Functor, Applicative, Monad, Foldable, Traversable instances for (, , ) a b

Tony Morris tonymorris at gmail.com
Sun Apr 9 12:26:12 UTC 2017


These two things are true:

* 0 is in the set of integers
* ∀ a. ((,) a) is Foldable, and as one of many consequences, the length
of all values in the set ∀ a. ((,) a) is 1.

There are four possible positions to take on these claims:

1. Both are true.
2. Both are false.
3. The first true and second false.
4. The second true and the first false.

I respect arguments 1 and 2. If I chose 1 and you chose 2, I'd say "well
rightio then mate and cheers to that", we'd clink glasses and move on.
Same if it were vice versa.

I do not have the same respect for positions 3 and 4.

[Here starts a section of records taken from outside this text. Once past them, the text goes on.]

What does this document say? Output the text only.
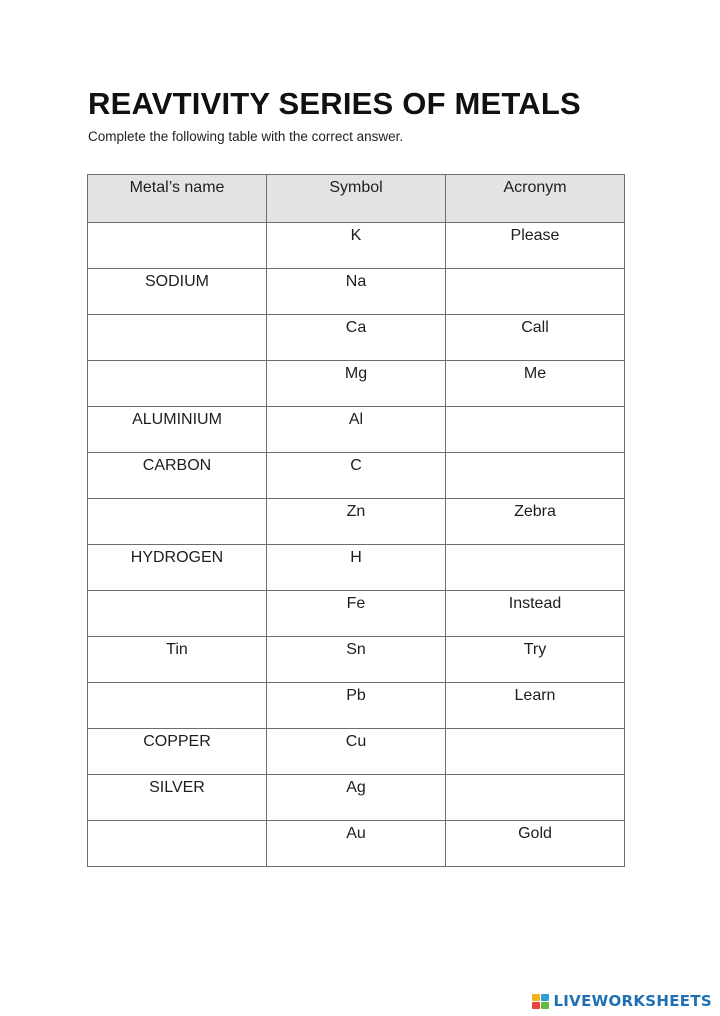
REAVTIVITY SERIES OF METALS

Complete the following table with the correct answer.

Metal’s name	Symbol	Acronym
	K	Please
SODIUM	Na	
	Ca	Call
	Mg	Me
ALUMINIUM	Al	
CARBON	C	
	Zn	Zebra
HYDROGEN	H	
	Fe	Instead
Tin	Sn	Try
	Pb	Learn
COPPER	Cu	
SILVER	Ag	
	Au	Gold
LIVEWORKSHEETS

On 09/04/17 19:48, Jon Fairbairn wrote:
> Tony Morris <tonymorris at gmail.com> writes:
>
>> I don't think it is the "appropriate" set. It's an example. 0 is in the
>> set of integers. The value 0 is in many sets.
> OK, so I clearly do not understand your argument. The
> implication I took from “and 0 is not an integer” is that the
> foldable instance for ((,) a) should be present because it is
> the zero case of something that has integers as its domain, and
> I wanted to know what that something is.  If this was not the
> intention of your argument, what was?